For approximately 30 minutes on 19 Feb 2020, the Webflow dashboard and designer were down and unavailable. The incident started when the primary node within our Redis cluster failed and a failover event occurred. At the time this happened and the failed primary node was removed, we were using an incorrect config value (the now-failed node), causing the kubernetes pods for our main webapp to repeatedly crash.
We first noticed this when one of our engineers saw a spike in bug reports via BugSnag. After a few seconds to verify the issue, he sounded the alarm and we began responding to the incident.
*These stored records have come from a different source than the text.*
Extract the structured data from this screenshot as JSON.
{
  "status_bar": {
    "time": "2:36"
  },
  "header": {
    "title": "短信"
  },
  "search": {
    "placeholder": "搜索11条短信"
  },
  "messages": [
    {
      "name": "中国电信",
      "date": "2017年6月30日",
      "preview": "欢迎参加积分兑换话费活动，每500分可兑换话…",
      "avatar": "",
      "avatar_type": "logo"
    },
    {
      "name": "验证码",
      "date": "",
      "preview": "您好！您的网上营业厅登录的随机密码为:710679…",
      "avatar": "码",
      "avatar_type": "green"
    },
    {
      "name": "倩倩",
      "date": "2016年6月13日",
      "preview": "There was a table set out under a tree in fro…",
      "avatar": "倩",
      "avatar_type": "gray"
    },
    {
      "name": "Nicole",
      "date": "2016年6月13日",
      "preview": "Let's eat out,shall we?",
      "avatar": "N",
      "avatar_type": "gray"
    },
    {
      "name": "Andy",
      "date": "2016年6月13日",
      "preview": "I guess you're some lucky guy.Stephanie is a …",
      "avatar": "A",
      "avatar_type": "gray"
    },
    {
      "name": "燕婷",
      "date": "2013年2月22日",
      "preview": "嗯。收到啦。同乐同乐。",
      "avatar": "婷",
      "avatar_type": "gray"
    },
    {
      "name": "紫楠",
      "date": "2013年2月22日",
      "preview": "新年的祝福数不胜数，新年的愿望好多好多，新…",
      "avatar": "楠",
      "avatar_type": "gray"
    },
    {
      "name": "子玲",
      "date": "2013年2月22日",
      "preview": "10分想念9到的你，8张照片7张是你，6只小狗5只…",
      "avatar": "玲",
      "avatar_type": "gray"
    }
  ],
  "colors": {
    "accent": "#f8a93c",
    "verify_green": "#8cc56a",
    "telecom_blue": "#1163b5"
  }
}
Within 3 minutes of sounding the alarm, the team was on a Zoom call and starting the incident response process. About 6 minutes later, we first began to suspect a Redis issue. We ultimately found the misconfigured Redis URL, updated the configuration for the kubernetes pods, and restarted them. At this point, the dashboard and designer responded normally and we considered the incident over.
The API and all hosted sites were unaffected during this incident as they were using the correct Redis host URL.
The troubleshooting process revealed two primary causes of the outage:
Since this incident, we have taken a few steps. First, we've audited all the config values for high-availability services to ensure those URLs are pointing to the proper place. Second, we quickly opened and merged a pull request to wrap the Redis connection in an event handler and gracefully fail. As a final step, we are planning an exercise in our staging environment to replicate the event and positively verify that the app, API, and Hosted sites are not effected by a redis failure in the future.